Based on Iran's pattern of obstructionism, the impending renewal of the JCPOA does not inspire confidence that the Islamic Republic -- even if it verbally agrees, or this time signs a document -- will ever be in compliance.
Variables determining the worth of a renewed JCPOA include not only whether the IAEA will be able effectively to monitor the Islamic Republic's compliance with the terms of the agreement. Another variable might also include US lobbying with the other signers of the JCPOA to attempt to persuade Iran to discuss other security issues, such as Tehran's ballistic missile programs and support for sub-national terrorist groups. It is also sadly assumed, based on past patterns, that the US, in its eagerness to secure a deal -- any deal -- will back down when faced with any Iranian demand.

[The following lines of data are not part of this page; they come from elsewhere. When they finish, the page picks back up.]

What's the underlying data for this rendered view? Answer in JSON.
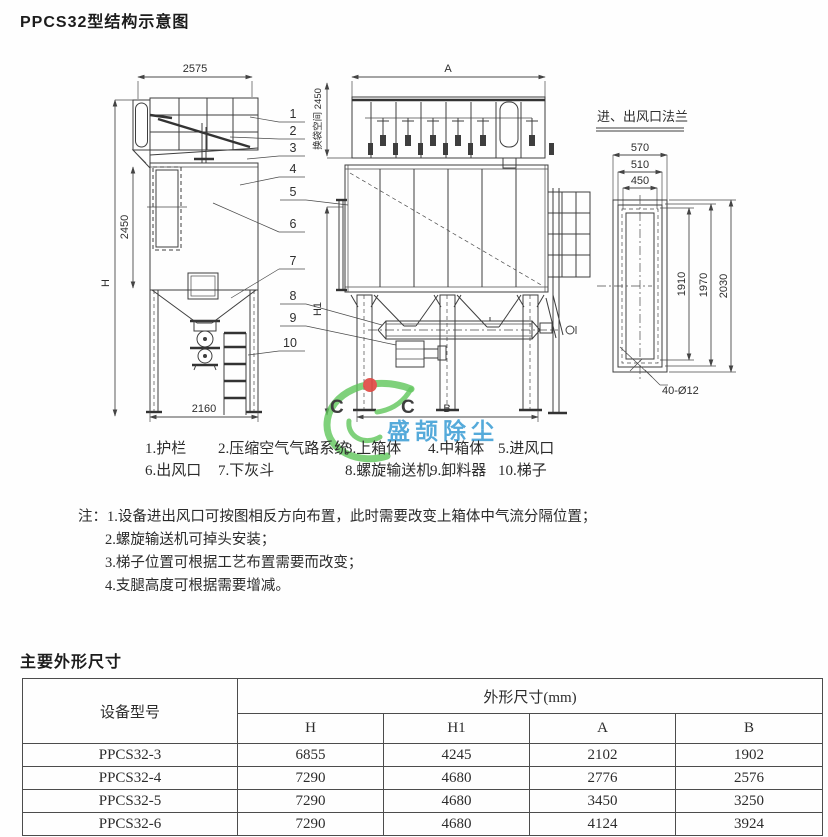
{
  "page": {
    "title": "PPCS32型结构示意图",
    "dims_section_title": "主要外形尺寸"
  },
  "diagram": {
    "flange_title": "进、出风口法兰",
    "labels": {
      "dim_2575": "2575",
      "dim_H": "H",
      "dim_2450": "2450",
      "dim_2160": "2160",
      "dim_A": "A",
      "dim_bag_space": "换袋空间 2450",
      "dim_H1": "H1",
      "dim_B": "B",
      "dim_570": "570",
      "dim_510": "510",
      "dim_450": "450",
      "dim_1910": "1910",
      "dim_1970": "1970",
      "dim_2030": "2030",
      "bolt_note": "40-Ø12"
    },
    "callouts": [
      "1",
      "2",
      "3",
      "4",
      "5",
      "6",
      "7",
      "8",
      "9",
      "10"
    ]
  },
  "legend": {
    "items": [
      "1.护栏",
      "2.压缩空气气路系统",
      "3.上箱体",
      "4.中箱体",
      "5.进风口",
      "6.出风口",
      "7.下灰斗",
      "8.螺旋输送机",
      "9.卸料器",
      "10.梯子"
    ]
  },
  "notes": {
    "prefix": "注：",
    "lines": [
      "1.设备进出风口可按图相反方向布置，此时需要改变上箱体中气流分隔位置；",
      "2.螺旋输送机可掉头安装；",
      "3.梯子位置可根据工艺布置需要而改变；",
      "4.支腿高度可根据需要增减。"
    ]
  },
  "watermark": {
    "text": "盛颉除尘",
    "letters": "C C",
    "colors": {
      "green": "#5cc457",
      "red": "#e04a44",
      "yellow": "#f2d327",
      "blue": "#47a3d8"
    }
  },
  "table": {
    "col1_header": "设备型号",
    "group_header": "外形尺寸(mm)",
    "sub_headers": [
      "H",
      "H1",
      "A",
      "B"
    ],
    "rows": [
      {
        "model": "PPCS32-3",
        "values": [
          "6855",
          "4245",
          "2102",
          "1902"
        ]
      },
      {
        "model": "PPCS32-4",
        "values": [
          "7290",
          "4680",
          "2776",
          "2576"
        ]
      },
      {
        "model": "PPCS32-5",
        "values": [
          "7290",
          "4680",
          "3450",
          "3250"
        ]
      },
      {
        "model": "PPCS32-6",
        "values": [
          "7290",
          "4680",
          "4124",
          "3924"
        ]
      }
    ]
  }
}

The US will also likely put pressure on Israel to refrain from "precipitous" attacks on Iran's nuclear weapons development infrastructure. Israel's Prime Minister Naftali Bennett has said that Israel's determination to frustrate Iran's ambition to become a nuclear power will not change. He stated – considering Iran's record of cheating -- that no agreement with Iran can be trusted. That Bennett lacks experience of former Prime Minister Benjamin Netanyahu is a given; and understanding the fragility of Bennett's eight-party coalition, Iran will doubtless soon test the new Israeli PM to determine if he possesses the same independent will both to resist US pressure and to defend Israel's vital interests as his predecessor Netanyahu did.
Dr. Lawrence A. Franklin was the Iran Desk Officer for Secretary of Defense Rumsfeld. He also served on active duty with the U.S. Army and as a Colonel in the Air Force Reserve.